Но все это были не опасения – для них пока не было причин, – а просто размышления, свойственные в эти месяцы, как знал Алексей, не только ему, а множеству таких же, как он, – недавних политруков и комиссаров. И вот Замостин, видать, уже втянулся, привык и к новым порядкам. Для него все словно было так и раньше или, во всяком случае, должно было быть… Назначенные в роты и батальоны парторги… комсорги… партийное бюро, в котором секретарствует он, днепропетровский прокатчик, рабочий человек.
Вернулся Фещук.
– Ну, снял пробу, осмотрелся в нашей Кашубе? – спросил он с порога, дружелюбно перенимая, присваивая и себе то свойское «ты», которое уже перелетало меж Замостиным и Осташко; с секунду задержал взгляд на ордене Александра Невского на гимнастерке Алексея, снял полушубок – на груди две Красные Звезды. – Глубинка! Днем сами на линейке, ночью – волки да сохатые…
– Побольше бы таких глубинок.
– Оно так, а все ж недаром о нас и стихи сочиняют… Не забыл, Замостин? Как это он, лейтенант из армейской редакции, сказал?
Замостин усмехнулся, припоминая, потер лоб:
Кащуба!.. Избы… Бор угрюмый.
Костры в снегах… Замерзший плёс…
Когда бы раньше я подумал,
Чтоб черт сюда меня занес?!
Фещук захохотал.
– Слышал? Приехал человек в командировку, осмотрелся и с ходу припечатал нас.
– Кстати, он, по-моему, тоже из Донбасса, – заметил Замостин.
– Как фамилия? – заинтересовался Алексей.
– Да вот позабыл. Мы его Минометкиным звали. В газете он часто так подписывается: Макар Минометкин. Шуточные стихи… В общем, сатира и юмор. Солдатам нравится.
– Ну, такого, понятно, в Донбассе не знал.
– Если не знал, то и знать уже не придется. Вышли мы из подчинения шестьдесят третьей. Передислоцировалась она. С голубики на морошку уехала… Снялась.
– Я об этом слыхал. Еще там, в госпитале.
– Команде выздоравливающих все известно, – согласился Фещук, – может быть, и про нас какой-нибудь слушок там бродил? А?
– Может, и бродил, но до меня не дошел. Сказано было только, когда вручали предписание, чтоб торопился сам.
– Гм, – переглянулся Фещук с парторгом, – это уже что-то новенькое. До сих пор не торопились.

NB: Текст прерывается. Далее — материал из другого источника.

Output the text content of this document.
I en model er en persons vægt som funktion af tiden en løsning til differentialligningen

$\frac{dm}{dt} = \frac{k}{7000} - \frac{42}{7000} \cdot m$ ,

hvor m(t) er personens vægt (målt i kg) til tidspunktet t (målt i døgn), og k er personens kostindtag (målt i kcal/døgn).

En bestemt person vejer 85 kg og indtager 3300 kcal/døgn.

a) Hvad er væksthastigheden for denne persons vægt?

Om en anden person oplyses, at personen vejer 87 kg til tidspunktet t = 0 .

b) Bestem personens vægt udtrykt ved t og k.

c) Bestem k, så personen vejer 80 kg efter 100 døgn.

Позавчера Каретников даже приказал баню новую ставить, покапитальней. Второй день сосны пилим. А кто будет париться?
– По мне бы – я и еще одну срубил да оставил не жалеючи, – проговорил Замостин. Участвуя в разговоре, он между тем складывал на разостланную красную скатерку свои вещи – несколько книг и брошюрок, тетради, бритвенный прибор, какую-то жестяную шкатулку, которая, видимо, служила ему секретарским сейфом.
– А ты куда собираешься? – удивился Фещук и тут же спохватился: – Фу ты, позабыл… Так, может, и здесь потеснимся? Как ты, замполит?
Алексей и сам смотрел на сборы Замостина с чувством некоторой неловкости. Сжились, свыклись люди, а вот появился он, и все у них теперь врозь. Вспомнились нары ротного блиндажа. Там все проще. Пусть и приходилось поначалу скрючиваться от холода, но в середине ночи приятно было почувствовать горячую спину Борисова. Сейчас, пока не замечал сборов секретаря комбат, Алексей притворялся, что не замечает их и он. Есть старший… И когда этот старший предложил потесниться, сразу стало легче на душе.
– Что за вопрос? В таких хоромах да не поместимся?
– Ну, смотрите, мне по-солдатски и в стороне от начальства неплохо, – пошутил Замостин и стал выкладывать обратно свои вещи. – Лишь бы над головой не текло.
– Ладно, ладно, и солдату прибедняться не положено, а тебе тем более. Новожилов, скажешь Чапле, пусть поставит к ночи еще один топчан. Вот хоть бы и туда, к окошку, рядом с начштаба. Как раз влезет.
Но ставить топчан так и не пришлось. Фещук повел было Алексея по расположению батальона. Час назад брюзжавший на Кащубу, он теперь был не прочь и похвалиться добротностью и теплотой землянок, красным уголком, батальонной кухней и тем, что котелки не тащат в роты, а обедают тут же, в бревенчатой пристройке. На кухне к ним присоединился Чапля, командир хозвзвода, – русый грузный старшина с интендантской одышкой. Втроем шли от землянки к землянке. Над головами шумели сосны, язычком пламени переметнулась с ветки на ветку прикормленная красноармейцами белка. Пожалуй, она тут не одна. На снегу то под одним деревом, то под другим – россыпь шелухи от шишек. Неужели ему, Алексею, и в самом деле надо было спешить в эту обойденную, позабытую всеми штабными управлениями Кащубу? Не перестраховались ли в военкомате? Землянки пустовали – кто на занятиях, кто на хозяйственных работах. Но от дневальных, сбрасывающих дремоту и неестественно бодро вскакивающих для доклада, от ротных канцелярий, от потемневших дощечек-указок, прибитых на развилках дорожек, на Алексея вдруг повеяло такой прочной, непоколебимо устойчивой гарнизонной скукой, что он затосковал.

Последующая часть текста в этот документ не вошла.